From the FDA Drug Label
Seizures have been reported rarely with the institution of levothyroxine therapy
- Hypothyroidism is a condition where the thyroid gland does not produce enough thyroid hormones.
- The provided drug labels discuss the potential effects of levothyroxine therapy, which is used to treat hypothyroidism.
- The labels mention that seizures have been reported in some cases, but this is associated with the institution of levothyroxine therapy, not directly with hypothyroidism itself. The FDA drug label does not answer the question.
From the Research
Yes, hypothyroidism can trigger seizures, particularly when it's severe or left untreated, as evidenced by a recent study published in 2025 1. Severe hypothyroidism, known as myxedema, can lead to seizures as the brain requires adequate thyroid hormone for proper neurological function. Low thyroid hormone levels can disrupt the brain's electrical activity and metabolism, creating an environment conducive to seizure activity. This is more common in cases of profound hypothyroidism or myxedema coma, which is a medical emergency. Some key points to consider include:
- The relationship between hypothyroidism and seizures is complex and influenced by various factors, including the severity of hypothyroidism and the presence of other medical conditions 1.

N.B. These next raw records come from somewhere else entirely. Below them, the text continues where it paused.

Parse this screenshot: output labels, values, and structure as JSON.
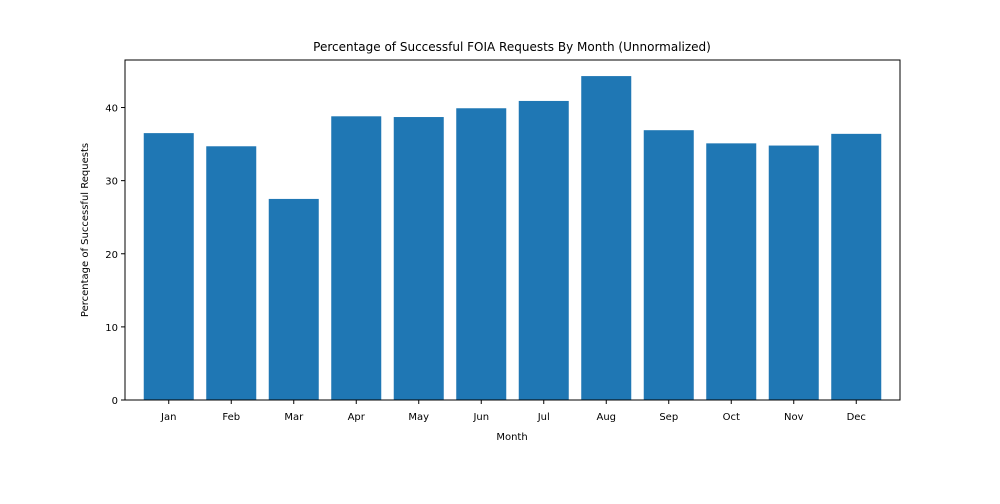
{
  "chart_data": {
    "type": "bar",
    "title": "Percentage of Successful FOIA Requests By Month (Unnormalized)",
    "xlabel": "Month",
    "ylabel": "Percentage of Successful Requests",
    "categories": [
      "Jan",
      "Feb",
      "Mar",
      "Apr",
      "May",
      "Jun",
      "Jul",
      "Aug",
      "Sep",
      "Oct",
      "Nov",
      "Dec"
    ],
    "values": [
      36.5,
      34.7,
      27.5,
      38.8,
      38.7,
      39.9,
      40.9,
      44.3,
      36.9,
      35.1,
      34.8,
      36.4
    ],
    "ylim": [
      0,
      46.5
    ],
    "yticks": [
      0,
      10,
      20,
      30,
      40
    ],
    "grid": false,
    "legend": "none",
    "colors": {
      "bar": "#1f77b4"
    }
  }
}
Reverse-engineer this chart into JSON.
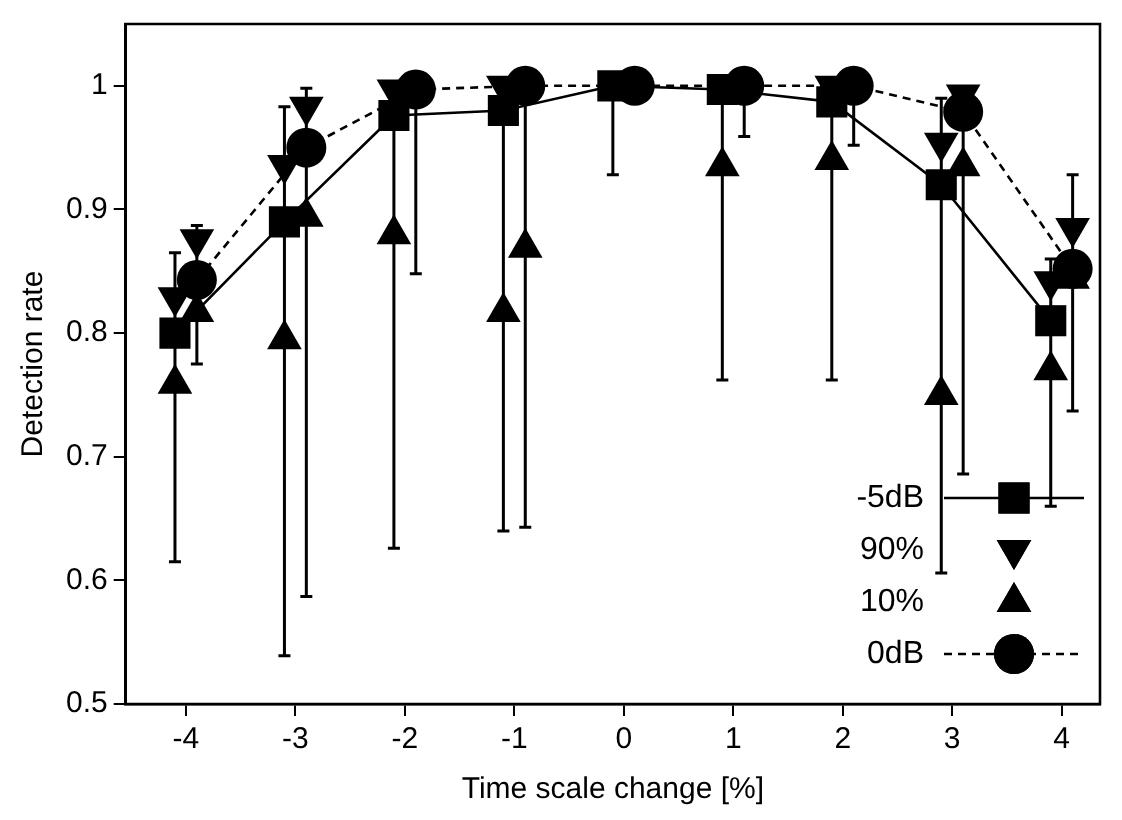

- Treatment involves thyroid hormone replacement, typically with levothyroxine (T4), starting at appropriate doses based on age, weight, and severity of the condition.
- For adults, typical starting doses range from 25-100 mcg daily, gradually increased until thyroid function normalizes, as recommended in recent guidelines 2, 3.
- In emergency situations with seizures, intravenous thyroid hormone may be necessary, highlighting the importance of prompt medical attention in such cases.
- Proper management of hypothyroidism through regular medication and monitoring can prevent such neurological complications, emphasizing the need for ongoing care and evaluation 4, 5. It is essential to note that while some studies suggest potential benefits of combined levothyroxine and liothyronine therapy, the current evidence does not support this as a standard treatment approach for hypothyroidism, except in specific cases where patients may have a polymorphism in the DIO2 gene 4. Overall, the management of hypothyroidism requires careful consideration of individual patient needs and close monitoring to prevent complications, including seizures.